US Senate passes "game changing" reporting requirements for extractive industries
The following press release from our colleagues at Global Financial Integrity welcomes new reporting requirements imposed on the energy and mining sectors. Elsewhere, however, TJN's Jim Henry argues that the Dodd-Frank bill does nothing to strengthen transparency on Wall Street, more here.
July 15, 2010
New Legislation Will Increase Transparency in Extractive Industries, Help Fight Corruption in Developing Countries
New reporting requirements a "game changer" in extractive industries sector
WASHINGTON, DC - A provision in the Dodd-Frank Wall Street Reform and Consumer Protection Act, passed in the Senate today, will require energy and mining companies registered with the Securities and Exchange Commission (SEC) to report payments to foreign governments for the extraction of oil, gas, and minerals on a country-by-country basis.
"Oil, gas, and mining revenues are critically important economic sectors in about 60 developing countries which, despite abundant natural resources, rank among the lowest in the world on poverty, economic growth, and governance assessments."
"With this information the citizens of these countries will be able to demand accountability for government corruption and ensure that a fair price is paid for their natural resources." This is a game changer for many of the countries suffering from the so-called "resource curse," stated Global Financial Integrity Director Raymond Baker.

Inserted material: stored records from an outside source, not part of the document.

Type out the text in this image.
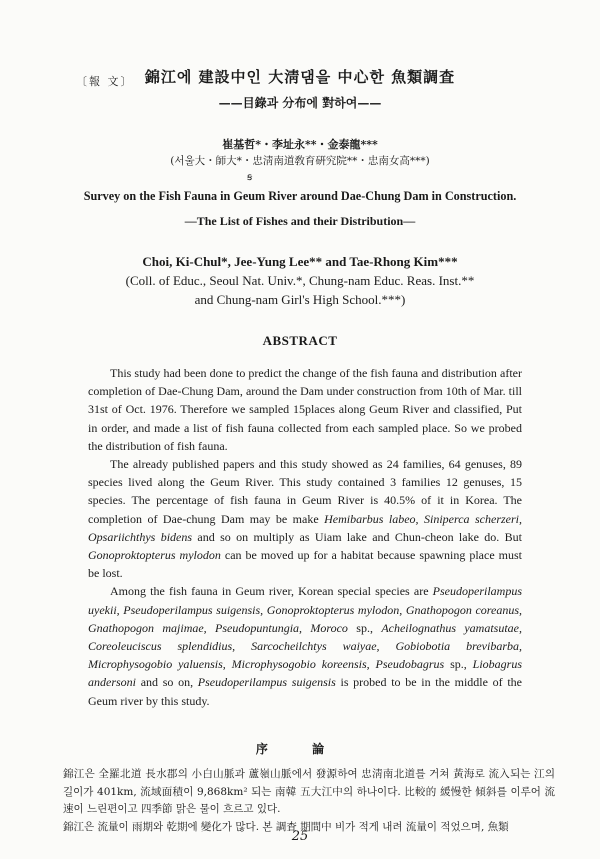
〔報 文〕 錦江에 建設中인 大淸댐을 中心한 魚類調査
——目錄과 分布에 對하여——
崔基哲*・李址永**・金泰龍***
(서울大・師大*・忠淸南道敎育硏究院**・忠南女高***)
ꞩ
Survey on the Fish Fauna in Geum River around Dae-Chung Dam in Construction.
—The List of Fishes and their Distribution—
Choi, Ki-Chul*, Jee-Yung Lee** and Tae-Rhong Kim***
(Coll. of Educ., Seoul Nat. Univ.*, Chung-nam Educ. Reas. Inst.**
and Chung-nam Girl's High School.***)
ABSTRACT

This study had been done to predict the change of the fish fauna and distribution after completion of Dae-Chung Dam, around the Dam under construction from 10th of Mar. till 31st of Oct. 1976. Therefore we sampled 15places along Geum River and classified, Put in order, and made a list of fish fauna collected from each sampled place. So we probed the distribution of fish fauna.

The already published papers and this study showed as 24 families, 64 genuses, 89 species lived along the Geum River. This study contained 3 families 12 genuses, 15 species. The percentage of fish fauna in Geum River is 40.5% of it in Korea. The completion of Dae-chung Dam may be make Hemibarbus labeo, Siniperca scherzeri, Opsariichthys bidens and so on multiply as Uiam lake and Chun-cheon lake do. But Gonoproktopterus mylodon can be moved up for a habitat because spawning place must be lost.

Among the fish fauna in Geum river, Korean special species are Pseudoperilampus uyekii, Pseudoperilampus suigensis, Gonoproktopterus mylodon, Gnathopogon coreanus, Gnathopogon majimae, Pseudopuntungia, Moroco sp., Acheilognathus yamatsutae, Coreoleuciscus splendidius, Sarcocheilchtys waiyae, Gobiobotia brevibarba, Microphysogobio yaluensis, Microphysogobio koreensis, Pseudobagrus sp., Liobagrus andersoni and so on, Pseudoperilampus suigensis is probed to be in the middle of the Geum river by this study.

序 論

錦江은 全羅北道 長水郡의 小白山脈과 蘆嶺山脈에서 發源하여 忠淸南北道를 거쳐 黃海로 流入되는 江의 길이가 401km, 流域面積이 9,868km² 되는 南韓 五大江中의 하나이다. 比較的 緩慢한 傾斜를 이루어 流速이 느린편이고 四季節 맑은 물이 흐르고 있다.

錦江은 流量이 雨期와 乾期에 變化가 많다. 본 調査 期間中 비가 적게 내려 流量이 적었으며, 魚類

25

The new reporting requirements will apply to petro giants such as Exxon Mobile, BP Corporation, Chevron, Conoco Philips, Royal Dutch Shell, and Hess. Taken together, the oil and gas companies expected to fall under the new regulation accounted for approximately $2.2 trillion in sales and $200 billion in profits last year.
"This is also good for business," said Mr. Baker. "The more informed an investor is on the business practices of a company operating in high-risk areas, the more equipped they are to assess the risks and strengths of their investment choices. Given the fact that nearly all internationally competitive oil, gas, and mining companies are registered with the SEC this new legislation will have a global impact on investment decisions."
Similar reporting requirements were passed last month for petroleum and mineral companies listed with the Hong Kong stock exchange (HKEx). Under the HKEx reporting requirements, oil and mineral companies applying to be listed on the HKEx must disclose significantly more details about their operations on their applications, including material taxes, royalties, and other payments made to governments on a country by country basis.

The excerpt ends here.